Feeling desperate about 11week old sleep (or lack of)(4 Posts)
Really need help as feel close to breaking point.
DC3 has never been a good daytime sleeper-has reflux (on ranitidine), could be described as 'hyper-alert' and fights sleep like you would not believe. Only really happy to sleep when being held/in sling or in a forward moving pram. Not reliable to sleep in a car-will cheerfully stay awake for over an hour in a car despite being tired, fed and 'due' a sleep. If I can get him to sleep in his cot (big if), it's for a max of 30mins and often less.
All of this is exacerbated by being the 3rd child so generally dragged around and 'having' to have two naps a day on the school run (often dramatic failures).
Nights were better-had a routine early on due to other children. Bath, massage, stories and breastfeed: swaddled and into bed around 7.30pm. Woke around 11/12ish and then 3/4ish then up for the day 6.30/7ish. I was happy with that.
However, things have gotten worse. Now almost impossible to get to sleep in the day. I spent over an hour today trying to get him to settle in the cot-tried rocking, patting, putting down asleep, putting down awake, dummy, feeding to sleep etc etc. Eventually he passed out for only 20mins. Tried to put him in the sling but still wouldn't settle. Then was due a feed but is too knackered to feed properly...yesterday we had nap failure all day-no more than 30mins at a time even if in moving car/pram or sling.
Nights are turning into a nightmare too. He is fighting the swaddle so waking up loads. He is desperate to suck him thumb/fingers but that doesn't seem to settle him (yet?!?). I feel like the swaddle is stopping him from
Self settling with sucking his hand but his startle reflex still wakes him up without it.
-how can I improve the daytime cat napping situation? He is clearly shattered and it impacts on how effectively he feeds when he doesn't nap properly
-should we just go cold turkey on the swaddle and hope (pray) he learns to settle with his thumb
Sorry this post is really rambling. I just feel really wretched with the whole thing. I'm
Exhausted-physically and emotionally. My husband does loads around the house when he is here (works long hours) and with th older kids but he doesn't want to wear him in the sling so I feel like I never get any physical space away from the baby. I'm exclusively breastfeeding which is important to me but I feel on the verge of giving up just so someone can help with him for a bit. I'm know I'm neglecting/short tempered with my older kids (5 and 3 years) and mean to my DH.
Really looking for any words of wisdom or anyone who has experienced similar but for who it got better!
Does he seem to be in pain? Is it possible that the ranitidine has stopped working?
When ds was a baby he had reflux, and the ranitidine stopped working after only a few weeks.
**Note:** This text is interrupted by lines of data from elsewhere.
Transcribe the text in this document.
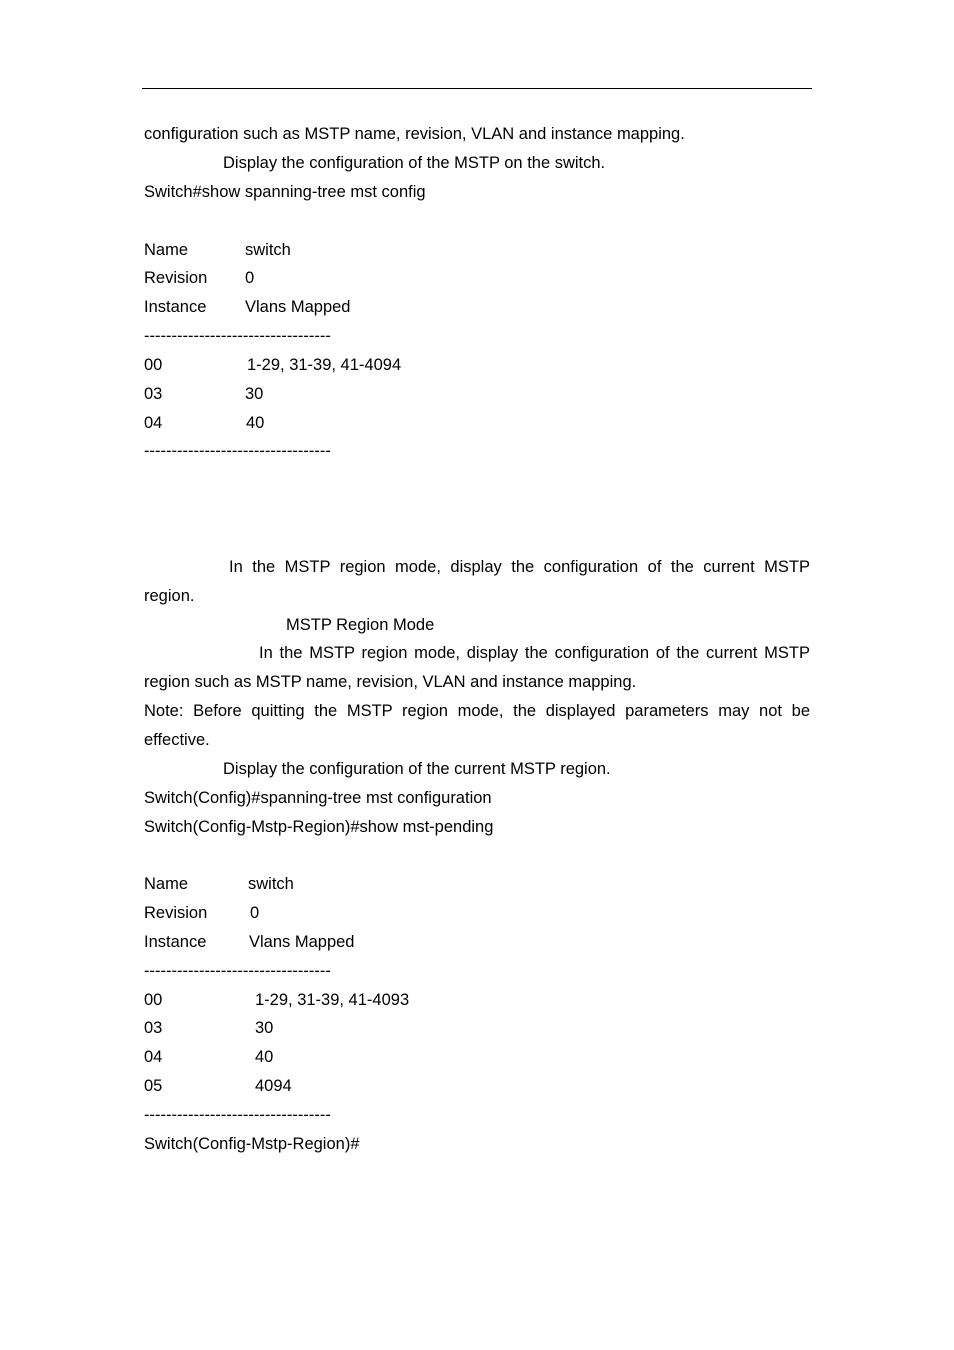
configuration such as MSTP name, revision, VLAN and instance mapping.
Display the configuration of the MSTP on the switch.
Switch#show spanning-tree mst config
Name	switch
Revision 0
Instance Vlans Mapped
----------------------------------
00	1-29, 31-39, 41-4094
03	30
04	40
----------------------------------
In the MSTP region mode, display the configuration of the current MSTP region.
MSTP Region Mode
In the MSTP region mode, display the configuration of the current MSTP region such as MSTP name, revision, VLAN and instance mapping.
Note: Before quitting the MSTP region mode, the displayed parameters may not be effective.
Display the configuration of the current MSTP region.
Switch(Config)#spanning-tree mst configuration
Switch(Config-Mstp-Region)#show mst-pending
Name	switch
Revision	0
Instance	Vlans Mapped
----------------------------------
00	1-29, 31-39, 41-4093
03	30
04	40
05	4094
----------------------------------
Switch(Config-Mstp-Region)#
Moving him onto omemprazole helped a lot.
Hmmm, possibly. I did recently get him weighed and calculated that his ranitidine dose was really way too low. I'd be debating whether to increase it or not (I would rather he wasn't on it at all so was hoping he could just grow out of it). Maybe I'll up it to his current weight and see if things improve
If you under dose you may as well not dose at all.... is his cot/crib raised up at the head end to ease his reflux? Please start using the correct medication measures. Your child is in extreme discomfort.